Contra-Auditoria: conheça as principais ações que atrapalham uma auditoria
Nem todo mundo conhece esse termo, mas muitos profissionais praticam contra-auditoria nas empresas. Basta chegar o dia da auditoria, para que alguns colaboradores comecem as ações para atrapalhar o seu desenvolvimento ou atrasar o seu andamento. Às vezes, até por excesso de zelo e prestatividade.
Quer saber como isso ocorre? Confira abaixo.

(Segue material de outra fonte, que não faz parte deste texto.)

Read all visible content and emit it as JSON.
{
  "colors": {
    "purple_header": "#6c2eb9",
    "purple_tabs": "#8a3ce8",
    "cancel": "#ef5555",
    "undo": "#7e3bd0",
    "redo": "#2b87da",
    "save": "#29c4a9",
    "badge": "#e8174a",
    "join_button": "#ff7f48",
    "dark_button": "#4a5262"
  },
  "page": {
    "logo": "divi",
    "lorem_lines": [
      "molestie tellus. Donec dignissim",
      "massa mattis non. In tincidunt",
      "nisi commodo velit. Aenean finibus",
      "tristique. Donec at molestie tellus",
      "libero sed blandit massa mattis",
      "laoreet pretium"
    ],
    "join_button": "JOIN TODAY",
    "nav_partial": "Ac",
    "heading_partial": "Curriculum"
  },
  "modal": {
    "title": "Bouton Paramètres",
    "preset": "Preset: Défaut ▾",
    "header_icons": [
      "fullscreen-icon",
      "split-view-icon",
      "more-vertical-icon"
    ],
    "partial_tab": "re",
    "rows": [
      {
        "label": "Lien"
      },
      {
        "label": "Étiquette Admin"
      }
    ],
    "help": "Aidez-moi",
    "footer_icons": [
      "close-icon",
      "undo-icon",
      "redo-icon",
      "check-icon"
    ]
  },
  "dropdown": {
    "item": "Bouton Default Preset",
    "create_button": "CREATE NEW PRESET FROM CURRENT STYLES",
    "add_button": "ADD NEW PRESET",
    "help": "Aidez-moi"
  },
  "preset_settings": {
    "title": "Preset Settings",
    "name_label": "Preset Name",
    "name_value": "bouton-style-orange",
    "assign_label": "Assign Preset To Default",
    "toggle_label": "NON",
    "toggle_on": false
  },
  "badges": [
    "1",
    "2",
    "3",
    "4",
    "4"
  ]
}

A auditoria garante a verificação do cumprimento de requisitos, a averiguação do desempenho e ainda revela uma oportunidade de melhora, contudo, por vezes, revela também algumas não conformidades ou falhas da equipe ou do processo. Diante disso, é comum que aconteçam comportamentos e atitudes que dificultem, atrasem ou perturbem o seu bom andamento, chegando às vezes até a comprometer o atingimento dos objetivos. É exatamente isso que chamamos de contra-auditoria. E nem sempre essa é uma prática intencional.
Em outras palavras, contra-auditoria é toda ação que compromete o andamento da auditoria, seja ela a demora na entrega de documento, falta de transparência nas informações ou até práticas que visem distrair o auditor.
Na última semana, realizamos um Webinar com o professor Marcello Couto, da HGB Consultoria e Gestão, que explicou fatos e informações importantes sobre esse assunto, além de contar exemplos curiosos dos mais diversos tipos de armadilhas que catalogou em seus mais de 25 anos de experiência.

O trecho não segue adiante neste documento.